\begin{align*}
A = \begin{vmatrix}
1+a^2-b^2 & 2ab & -2b \\
2ab & 1-a^2+b^2 & 2a \\
2b & -2a & 1-a^2-b^2
\end{vmatrix} &= (1+a^2+b^2)^3
\end{align*}
To get $1+a^2+b^2$ in the first row, we can apply $R_1 \rightarrow R_1+bR_3$. This will give
\begin{align*}
A = \begin{vmatrix}
1+a^2+b^2 & 0 & -b(1+a^2+b^2) \\
2ab & 1-a^2+b^2 & 2a \\
2b & -2a & 1-a^2-b^2
\end{vmatrix}
\end{align*}
Taking $1+a^2+b^2$ out from the first row, we get
\begin{align*}
A = (1+a^2+b^2)\begin{vmatrix}
1 & 0 & -b \\
2ab & 1-a^2+b^2 & 2a \\
2b & -2a & 1-a^2-b^2
\end{vmatrix}
\end{align*}
We need one more zero in the first row.
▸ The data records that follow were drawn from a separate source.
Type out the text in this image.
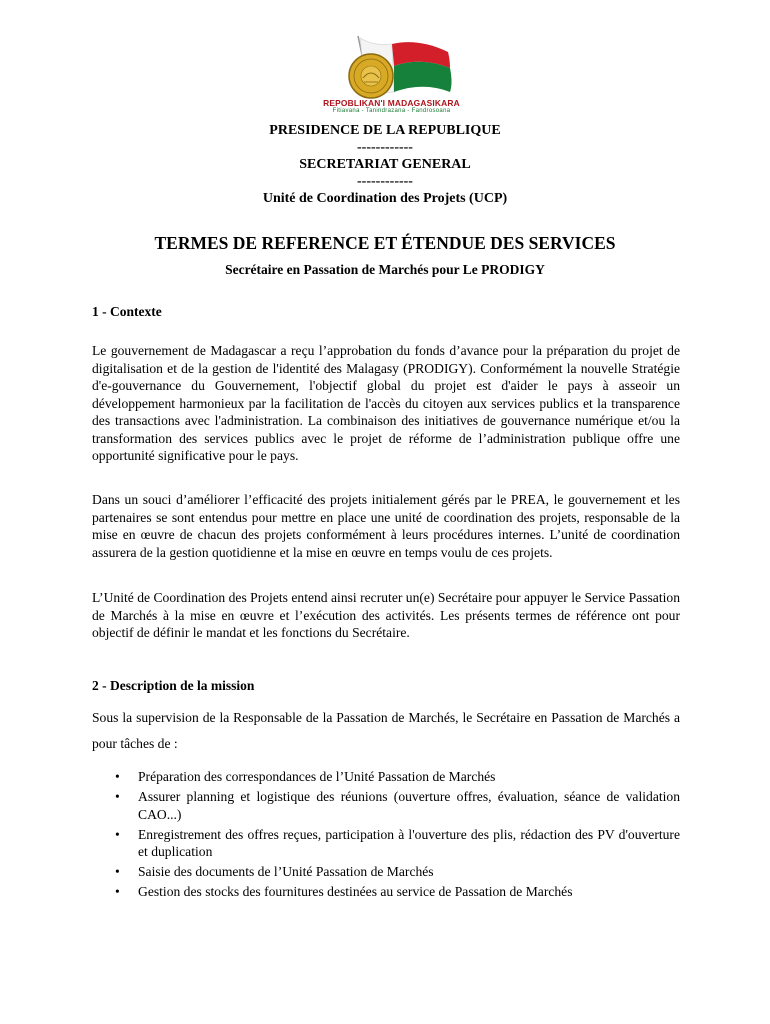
REPOBLIKAN'I MADAGASIKARA
Fitiavana - Tanindrazana - Fandrosoana
PRESIDENCE DE LA REPUBLIQUE
------------
SECRETARIAT GENERAL
------------
Unité de Coordination des Projets (UCP)
TERMES DE REFERENCE ET ÉTENDUE DES SERVICES
Secrétaire en Passation de Marchés pour Le PRODIGY
1 - Contexte

Le gouvernement de Madagascar a reçu l’approbation du fonds d’avance pour la préparation du projet de digitalisation et de la gestion de l'identité des Malagasy (PRODIGY). Conformément la nouvelle Stratégie d'e-gouvernance du Gouvernement, l'objectif global du projet est d'aider le pays à asseoir un développement harmonieux par la facilitation de l'accès du citoyen aux services publics et la transparence des transactions avec l'administration. La combinaison des initiatives de gouvernance numérique et/ou la transformation des services publics avec le projet de réforme de l’administration publique offre une opportunité significative pour le pays.

Dans un souci d’améliorer l’efficacité des projets initialement gérés par le PREA, le gouvernement et les partenaires se sont entendus pour mettre en place une unité de coordination des projets, responsable de la mise en œuvre de chacun des projets conformément à leurs procédures internes. L’unité de coordination assurera de la gestion quotidienne et la mise en œuvre en temps voulu de ces projets.

L’Unité de Coordination des Projets entend ainsi recruter un(e) Secrétaire pour appuyer le Service Passation de Marchés à la mise en œuvre et l’exécution des activités. Les présents termes de référence ont pour objectif de définir le mandat et les fonctions du Secrétaire.

2 - Description de la mission

Sous la supervision de la Responsable de la Passation de Marchés, le Secrétaire en Passation de Marchés a pour tâches de :

• Préparation des correspondances de l’Unité Passation de Marchés
• Assurer planning et logistique des réunions (ouverture offres, évaluation, séance de validation CAO...)
• Enregistrement des offres reçues, participation à l'ouverture des plis, rédaction des PV d'ouverture et duplication
• Saisie des documents de l’Unité Passation de Marchés
• Gestion des stocks des fournitures destinées au service de Passation de Marchés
This can be obtained by taking $C_3 \rightarrow C_3+bC_1$. This gives
\begin{align*}
A = (1+a^2+b^2)\begin{vmatrix}
1 & 0 & 0 \\
2ab & 1-a^2+b^2 & 2a(1+b^2) \\
2b & -2a & 1-a^2+b^2
\end{vmatrix}
\end{align*}
Now, expanding by the first row, we obtain
\begin{align*}
A &= (1+a^2+b^2)[(1-a^2+b^2)^2 + 4a^2(1+b^2)] \\
&= (1+a^2+b^2)[(1+b^2-a^2)^2 + 4a^2(1+b^2)] \\
&= (1+a^2+b^2)[(1+b^2)^2 + a^4 -2a^2(1+b^2)+ 4a^2(1+b^2)] \\
&\qquad \qquad \qquad \qquad \text{expanding } ((1+b^2) - a^2)^2 \\
&= (1+a^2+b^2[(1+b^2)^2 + a^4 +2a^2(1+b^2)] \\
&= (1+a^2+b^2)(1+a^2+b^2)^2 \\
&= (1+a^2+b^2)^3
\end{align*}
Since $a^2-b^2 = 2$, the determinant can be written as
$$ (1+ b^2 + 2 + b^2)^3 = (3+2b^2)^3 $$
This is least when $b^2$ is least. The least value of $b^2$ is 0 and hence the least value is 27.